Yes, but which colour?

# by Little Paul, Parent

White.

# by The Void, Parent

What about Pinguinus, the genus that gave us the penguin name‽


Typical Southern bias, only list the southern penguins - no mention of the northern ones.

# by Mïark, Parent

Whatever type the little blue penguin is

# by Kelhoon, Parent

Blue/Little/Fairy Penguin are Eudyptula

# by Mïark, Parent

A couple of things :-

* Votes should be toggleable, so I can rescind a vote as well as reposition it. In the picture I have voted for Eudyptula and can no longer vote for nothing.
* The "Select option to vote, Previous unread, Next unread" is bloody confusing - Previous unread and Next unread are not types of penguin!

Screenshot :-

http://imgur.com/7kuC1na

Also, why don't Imgur links embed?

# by Cedric Lackpot, Parent

Also, why don't Imgur links embed?

Because goatse?

just a thought...

# by emilyw, Parent

It's a shame img tags aren't in the list of html allowed. Otherwise we could just use http://www.palmnet.me.uk/minipolls

# by Little Paul, Parent

Adding image tags around a url for those who want them is considerably cleaner & easier than extracting a url & fixing mangled image tags from user input!

# by Orinoco, Parent

1. Votes are now toggleable.
2. Yeah, that shouldn't happen. Now sorted.

That imgur link is to a page rather than an image.
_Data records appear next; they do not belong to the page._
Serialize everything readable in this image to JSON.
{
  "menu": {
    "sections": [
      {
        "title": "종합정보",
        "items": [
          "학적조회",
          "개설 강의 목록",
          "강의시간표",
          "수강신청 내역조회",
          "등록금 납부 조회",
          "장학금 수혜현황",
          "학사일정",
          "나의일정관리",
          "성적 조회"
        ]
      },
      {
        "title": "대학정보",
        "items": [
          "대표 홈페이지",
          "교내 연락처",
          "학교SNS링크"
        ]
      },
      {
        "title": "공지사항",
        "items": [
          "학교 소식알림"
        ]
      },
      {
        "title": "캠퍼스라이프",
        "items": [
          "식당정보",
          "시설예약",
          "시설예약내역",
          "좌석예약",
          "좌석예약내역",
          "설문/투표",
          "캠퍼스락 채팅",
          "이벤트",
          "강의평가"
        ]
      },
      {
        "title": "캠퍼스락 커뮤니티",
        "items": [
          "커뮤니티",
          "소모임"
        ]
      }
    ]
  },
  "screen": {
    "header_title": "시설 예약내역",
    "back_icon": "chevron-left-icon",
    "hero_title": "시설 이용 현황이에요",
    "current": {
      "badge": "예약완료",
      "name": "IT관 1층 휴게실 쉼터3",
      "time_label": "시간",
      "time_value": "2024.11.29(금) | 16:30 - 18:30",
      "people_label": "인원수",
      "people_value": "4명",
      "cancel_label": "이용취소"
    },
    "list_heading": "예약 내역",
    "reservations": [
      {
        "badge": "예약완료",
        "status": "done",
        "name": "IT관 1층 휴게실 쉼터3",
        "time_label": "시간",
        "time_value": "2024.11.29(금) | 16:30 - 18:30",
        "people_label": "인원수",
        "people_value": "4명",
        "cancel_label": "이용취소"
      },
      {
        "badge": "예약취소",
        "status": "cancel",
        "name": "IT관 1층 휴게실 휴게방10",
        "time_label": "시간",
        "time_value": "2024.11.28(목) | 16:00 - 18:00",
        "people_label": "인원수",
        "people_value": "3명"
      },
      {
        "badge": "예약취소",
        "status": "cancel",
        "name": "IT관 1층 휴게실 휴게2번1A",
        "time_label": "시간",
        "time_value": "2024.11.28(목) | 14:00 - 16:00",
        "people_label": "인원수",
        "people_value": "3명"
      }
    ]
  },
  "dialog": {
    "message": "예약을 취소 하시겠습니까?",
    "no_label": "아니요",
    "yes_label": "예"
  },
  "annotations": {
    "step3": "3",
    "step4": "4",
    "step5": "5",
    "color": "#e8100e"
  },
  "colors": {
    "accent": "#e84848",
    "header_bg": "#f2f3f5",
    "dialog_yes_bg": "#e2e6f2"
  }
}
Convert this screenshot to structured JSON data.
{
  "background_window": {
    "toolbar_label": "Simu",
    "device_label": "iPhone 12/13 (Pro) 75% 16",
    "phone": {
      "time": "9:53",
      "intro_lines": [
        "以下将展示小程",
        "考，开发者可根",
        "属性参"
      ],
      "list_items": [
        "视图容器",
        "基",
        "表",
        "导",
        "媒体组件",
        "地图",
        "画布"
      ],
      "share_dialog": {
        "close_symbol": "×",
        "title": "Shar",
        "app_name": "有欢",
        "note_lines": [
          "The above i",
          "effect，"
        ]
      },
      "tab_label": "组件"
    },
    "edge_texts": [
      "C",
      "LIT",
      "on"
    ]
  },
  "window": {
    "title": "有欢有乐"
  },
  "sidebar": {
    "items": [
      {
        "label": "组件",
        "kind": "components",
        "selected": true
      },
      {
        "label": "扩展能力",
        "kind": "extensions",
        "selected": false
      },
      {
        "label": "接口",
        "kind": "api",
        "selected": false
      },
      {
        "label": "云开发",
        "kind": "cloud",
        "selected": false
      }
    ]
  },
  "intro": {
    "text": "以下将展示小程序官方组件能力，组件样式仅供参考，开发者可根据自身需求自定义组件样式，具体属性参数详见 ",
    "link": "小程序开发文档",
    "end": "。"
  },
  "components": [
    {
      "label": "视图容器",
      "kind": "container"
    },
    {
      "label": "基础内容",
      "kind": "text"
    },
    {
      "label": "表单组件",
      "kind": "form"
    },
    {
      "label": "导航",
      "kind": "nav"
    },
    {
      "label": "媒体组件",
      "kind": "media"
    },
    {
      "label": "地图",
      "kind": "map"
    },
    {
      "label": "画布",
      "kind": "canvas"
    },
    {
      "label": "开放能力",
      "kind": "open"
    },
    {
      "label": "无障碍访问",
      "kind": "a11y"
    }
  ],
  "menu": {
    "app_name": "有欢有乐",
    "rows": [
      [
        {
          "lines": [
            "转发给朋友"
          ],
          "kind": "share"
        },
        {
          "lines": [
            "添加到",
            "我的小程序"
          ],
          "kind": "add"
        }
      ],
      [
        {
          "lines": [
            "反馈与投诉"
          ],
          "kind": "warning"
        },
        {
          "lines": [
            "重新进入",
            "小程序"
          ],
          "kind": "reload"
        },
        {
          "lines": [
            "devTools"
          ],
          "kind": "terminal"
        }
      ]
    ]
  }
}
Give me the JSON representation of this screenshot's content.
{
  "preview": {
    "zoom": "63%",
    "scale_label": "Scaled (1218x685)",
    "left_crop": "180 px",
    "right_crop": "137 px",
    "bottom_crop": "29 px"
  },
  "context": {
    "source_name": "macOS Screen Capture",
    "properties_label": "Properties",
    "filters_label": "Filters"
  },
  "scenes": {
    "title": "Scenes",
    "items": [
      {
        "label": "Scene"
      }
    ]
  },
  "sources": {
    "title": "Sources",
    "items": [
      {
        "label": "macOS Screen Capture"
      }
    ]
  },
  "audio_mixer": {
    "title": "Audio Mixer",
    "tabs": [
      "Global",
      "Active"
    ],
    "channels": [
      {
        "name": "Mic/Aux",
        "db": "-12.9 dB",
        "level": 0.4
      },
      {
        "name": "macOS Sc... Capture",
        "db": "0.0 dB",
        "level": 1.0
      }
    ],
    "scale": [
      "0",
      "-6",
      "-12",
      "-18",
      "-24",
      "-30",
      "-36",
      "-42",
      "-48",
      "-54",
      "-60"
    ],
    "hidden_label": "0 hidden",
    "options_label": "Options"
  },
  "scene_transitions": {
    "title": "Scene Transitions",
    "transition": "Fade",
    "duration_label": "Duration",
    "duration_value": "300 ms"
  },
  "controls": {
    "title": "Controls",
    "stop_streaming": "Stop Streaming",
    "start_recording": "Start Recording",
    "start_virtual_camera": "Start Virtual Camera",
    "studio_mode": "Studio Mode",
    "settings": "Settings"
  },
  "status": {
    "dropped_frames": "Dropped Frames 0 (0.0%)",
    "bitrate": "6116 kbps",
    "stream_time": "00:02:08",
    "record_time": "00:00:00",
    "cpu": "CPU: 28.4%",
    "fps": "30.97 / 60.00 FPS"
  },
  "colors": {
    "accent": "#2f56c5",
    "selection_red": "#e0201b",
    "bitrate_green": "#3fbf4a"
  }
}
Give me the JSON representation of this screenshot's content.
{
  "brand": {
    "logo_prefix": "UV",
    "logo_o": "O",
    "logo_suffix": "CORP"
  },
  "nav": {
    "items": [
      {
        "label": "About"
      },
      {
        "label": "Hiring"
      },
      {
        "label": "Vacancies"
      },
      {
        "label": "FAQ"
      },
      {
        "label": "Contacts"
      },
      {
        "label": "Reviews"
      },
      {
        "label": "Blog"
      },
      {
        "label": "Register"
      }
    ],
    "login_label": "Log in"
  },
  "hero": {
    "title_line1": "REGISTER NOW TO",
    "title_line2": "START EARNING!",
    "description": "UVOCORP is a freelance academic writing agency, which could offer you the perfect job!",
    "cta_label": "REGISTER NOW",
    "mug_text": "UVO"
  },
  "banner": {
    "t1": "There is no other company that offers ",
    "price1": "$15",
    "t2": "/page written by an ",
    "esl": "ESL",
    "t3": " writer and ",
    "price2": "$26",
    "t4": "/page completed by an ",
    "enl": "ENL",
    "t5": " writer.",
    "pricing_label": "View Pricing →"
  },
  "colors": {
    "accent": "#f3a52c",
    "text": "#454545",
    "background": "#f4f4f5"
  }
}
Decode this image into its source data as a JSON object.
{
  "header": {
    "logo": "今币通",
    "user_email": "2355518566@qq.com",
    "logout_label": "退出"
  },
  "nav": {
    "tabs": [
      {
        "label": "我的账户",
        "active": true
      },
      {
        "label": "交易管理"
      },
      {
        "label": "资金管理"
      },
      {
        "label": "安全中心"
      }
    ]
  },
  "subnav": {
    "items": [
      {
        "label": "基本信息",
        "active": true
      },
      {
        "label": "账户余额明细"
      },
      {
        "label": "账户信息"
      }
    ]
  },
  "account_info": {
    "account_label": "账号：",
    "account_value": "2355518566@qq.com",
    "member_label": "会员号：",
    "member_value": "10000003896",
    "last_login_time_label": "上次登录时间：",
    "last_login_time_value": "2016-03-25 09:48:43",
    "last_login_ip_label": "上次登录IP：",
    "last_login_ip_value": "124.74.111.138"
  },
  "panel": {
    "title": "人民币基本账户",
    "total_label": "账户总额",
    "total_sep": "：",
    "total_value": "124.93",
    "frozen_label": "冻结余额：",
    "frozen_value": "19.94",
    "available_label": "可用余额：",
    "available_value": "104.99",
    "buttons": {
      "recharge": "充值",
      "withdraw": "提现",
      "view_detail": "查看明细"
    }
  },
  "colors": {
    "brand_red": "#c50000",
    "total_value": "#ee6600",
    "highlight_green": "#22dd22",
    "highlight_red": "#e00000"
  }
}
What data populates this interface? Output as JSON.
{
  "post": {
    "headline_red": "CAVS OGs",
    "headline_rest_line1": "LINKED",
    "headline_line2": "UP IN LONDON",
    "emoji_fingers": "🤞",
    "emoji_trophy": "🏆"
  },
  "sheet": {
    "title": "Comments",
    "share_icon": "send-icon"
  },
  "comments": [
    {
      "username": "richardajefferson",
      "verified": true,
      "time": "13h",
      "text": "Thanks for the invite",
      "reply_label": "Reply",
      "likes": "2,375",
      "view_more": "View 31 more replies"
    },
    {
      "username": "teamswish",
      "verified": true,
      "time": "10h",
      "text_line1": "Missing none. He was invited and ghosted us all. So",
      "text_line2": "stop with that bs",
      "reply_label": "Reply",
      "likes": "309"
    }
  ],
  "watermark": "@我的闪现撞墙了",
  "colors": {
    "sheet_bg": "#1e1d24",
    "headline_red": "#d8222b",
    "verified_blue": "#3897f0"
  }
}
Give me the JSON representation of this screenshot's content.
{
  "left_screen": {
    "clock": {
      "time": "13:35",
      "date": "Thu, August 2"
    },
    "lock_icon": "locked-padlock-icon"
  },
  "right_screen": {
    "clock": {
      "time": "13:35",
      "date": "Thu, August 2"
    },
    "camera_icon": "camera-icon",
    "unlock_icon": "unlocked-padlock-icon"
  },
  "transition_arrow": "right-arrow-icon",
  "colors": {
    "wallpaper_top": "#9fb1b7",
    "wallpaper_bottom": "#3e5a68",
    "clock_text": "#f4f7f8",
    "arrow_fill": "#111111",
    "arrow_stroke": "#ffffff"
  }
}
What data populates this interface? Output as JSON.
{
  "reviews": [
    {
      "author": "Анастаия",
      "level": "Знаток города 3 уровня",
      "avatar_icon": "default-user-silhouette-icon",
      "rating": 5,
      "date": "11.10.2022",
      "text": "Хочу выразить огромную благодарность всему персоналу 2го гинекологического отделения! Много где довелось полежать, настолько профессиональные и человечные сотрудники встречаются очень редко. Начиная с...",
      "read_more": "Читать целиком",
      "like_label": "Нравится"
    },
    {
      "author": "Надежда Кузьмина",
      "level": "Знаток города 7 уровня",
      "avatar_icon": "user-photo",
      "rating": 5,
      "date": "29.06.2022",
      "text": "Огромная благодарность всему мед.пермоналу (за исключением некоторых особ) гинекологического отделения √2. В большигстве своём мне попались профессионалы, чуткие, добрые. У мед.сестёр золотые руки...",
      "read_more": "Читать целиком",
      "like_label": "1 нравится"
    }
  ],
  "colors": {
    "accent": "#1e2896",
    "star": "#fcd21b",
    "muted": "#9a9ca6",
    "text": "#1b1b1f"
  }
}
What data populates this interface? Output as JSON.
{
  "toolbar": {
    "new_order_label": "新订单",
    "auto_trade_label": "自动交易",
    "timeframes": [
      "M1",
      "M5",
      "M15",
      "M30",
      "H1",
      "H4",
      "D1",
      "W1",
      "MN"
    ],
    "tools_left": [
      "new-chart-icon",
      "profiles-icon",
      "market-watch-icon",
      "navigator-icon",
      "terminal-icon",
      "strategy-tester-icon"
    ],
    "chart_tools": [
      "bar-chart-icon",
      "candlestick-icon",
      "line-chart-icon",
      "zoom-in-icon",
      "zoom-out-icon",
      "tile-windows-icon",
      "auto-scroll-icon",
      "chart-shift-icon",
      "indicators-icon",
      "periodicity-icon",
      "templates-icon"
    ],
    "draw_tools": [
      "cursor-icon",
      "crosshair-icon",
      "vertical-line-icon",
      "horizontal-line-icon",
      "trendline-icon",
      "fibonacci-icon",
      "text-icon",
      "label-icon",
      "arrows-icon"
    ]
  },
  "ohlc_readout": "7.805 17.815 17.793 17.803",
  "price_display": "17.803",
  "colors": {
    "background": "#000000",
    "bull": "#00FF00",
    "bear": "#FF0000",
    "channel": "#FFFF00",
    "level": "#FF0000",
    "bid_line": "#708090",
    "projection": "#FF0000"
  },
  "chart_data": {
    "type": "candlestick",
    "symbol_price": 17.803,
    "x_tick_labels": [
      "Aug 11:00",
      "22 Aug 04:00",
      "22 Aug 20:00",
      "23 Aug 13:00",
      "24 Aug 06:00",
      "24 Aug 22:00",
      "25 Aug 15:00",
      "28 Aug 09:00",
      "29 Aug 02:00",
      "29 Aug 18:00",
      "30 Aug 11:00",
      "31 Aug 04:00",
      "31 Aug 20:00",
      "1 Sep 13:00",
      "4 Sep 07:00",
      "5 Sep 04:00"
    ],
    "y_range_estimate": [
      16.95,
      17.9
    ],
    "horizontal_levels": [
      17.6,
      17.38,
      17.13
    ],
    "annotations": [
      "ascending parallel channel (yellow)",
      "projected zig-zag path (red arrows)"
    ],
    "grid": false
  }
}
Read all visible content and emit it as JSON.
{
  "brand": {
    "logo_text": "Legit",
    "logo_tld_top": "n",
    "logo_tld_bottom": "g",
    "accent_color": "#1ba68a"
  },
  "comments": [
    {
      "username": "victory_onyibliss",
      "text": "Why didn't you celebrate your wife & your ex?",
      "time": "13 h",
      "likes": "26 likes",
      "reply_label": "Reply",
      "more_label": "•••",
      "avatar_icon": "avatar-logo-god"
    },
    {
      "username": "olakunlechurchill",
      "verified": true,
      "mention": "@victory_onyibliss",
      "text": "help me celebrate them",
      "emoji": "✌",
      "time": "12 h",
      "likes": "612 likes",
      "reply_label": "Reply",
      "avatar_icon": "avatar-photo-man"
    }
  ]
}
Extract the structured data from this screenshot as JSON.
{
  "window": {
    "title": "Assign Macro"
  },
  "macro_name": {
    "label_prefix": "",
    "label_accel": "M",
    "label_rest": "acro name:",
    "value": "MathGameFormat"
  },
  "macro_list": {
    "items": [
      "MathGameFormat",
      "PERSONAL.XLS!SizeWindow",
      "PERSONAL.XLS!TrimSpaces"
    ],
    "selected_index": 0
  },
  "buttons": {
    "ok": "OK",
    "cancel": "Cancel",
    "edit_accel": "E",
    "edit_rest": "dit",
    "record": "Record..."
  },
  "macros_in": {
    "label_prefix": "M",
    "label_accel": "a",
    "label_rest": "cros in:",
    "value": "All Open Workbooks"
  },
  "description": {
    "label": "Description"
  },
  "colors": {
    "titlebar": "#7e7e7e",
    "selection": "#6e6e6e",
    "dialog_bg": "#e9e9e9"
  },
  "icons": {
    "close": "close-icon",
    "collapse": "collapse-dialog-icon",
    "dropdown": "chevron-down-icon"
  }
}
Images will embed if you use the direct link (2nd option down in the list of embed codes).

http://i.imgur.com/7kuC1na.png

# by Orinoco, Parent

I've heard they taste very fishy but have not cooked one myself so I couldn't state a preference.
Have been meaning to ask my game man about squirrels as I prefer to cook non indigenous or pest species such as muntjack deer or rabbits.

# by Monte, Parent

roast loin of squirrel with toasted nuts and stolen garden fruit.

mmMMmmmm

# by emilyw, Parent

This poll has now ended. The results are:

  1. Aptenodytes (3 votes)
  2. Eudyptes (1 vote)
  3. Eudyptula (2 votes)
  4. Megadyptes (1 vote)
  5. Pygoscelis (3 votes)
  6. Spheniscus (3 votes)

# by Marvin, Parent

Nice graph but you deleted the OP again...

# by Orinoco, Parent

Why doesn't the original poll get replaces by the results?

# by lukeburrage, Parent

Because that would not show up as a new post? Thereby not bringing the close/results to people's attention.
Of course, a first-post-replacement as well as a new results post would work fine, IMO.

# by The Void, Parent

Mostly wot Void said, but also I thought it would help the thread tell a story: question is asked first, people discuss the question, results are posted, then people discuss results.

Also if the reader didn't participate in the poll while it was active having the results in a separate post (which more often than not will be off the screen) gives the reader the chance to guess at the results or still make a choice without being influenced by the results. There is a link straight from the OP to the results for those that don't want to read through the thread.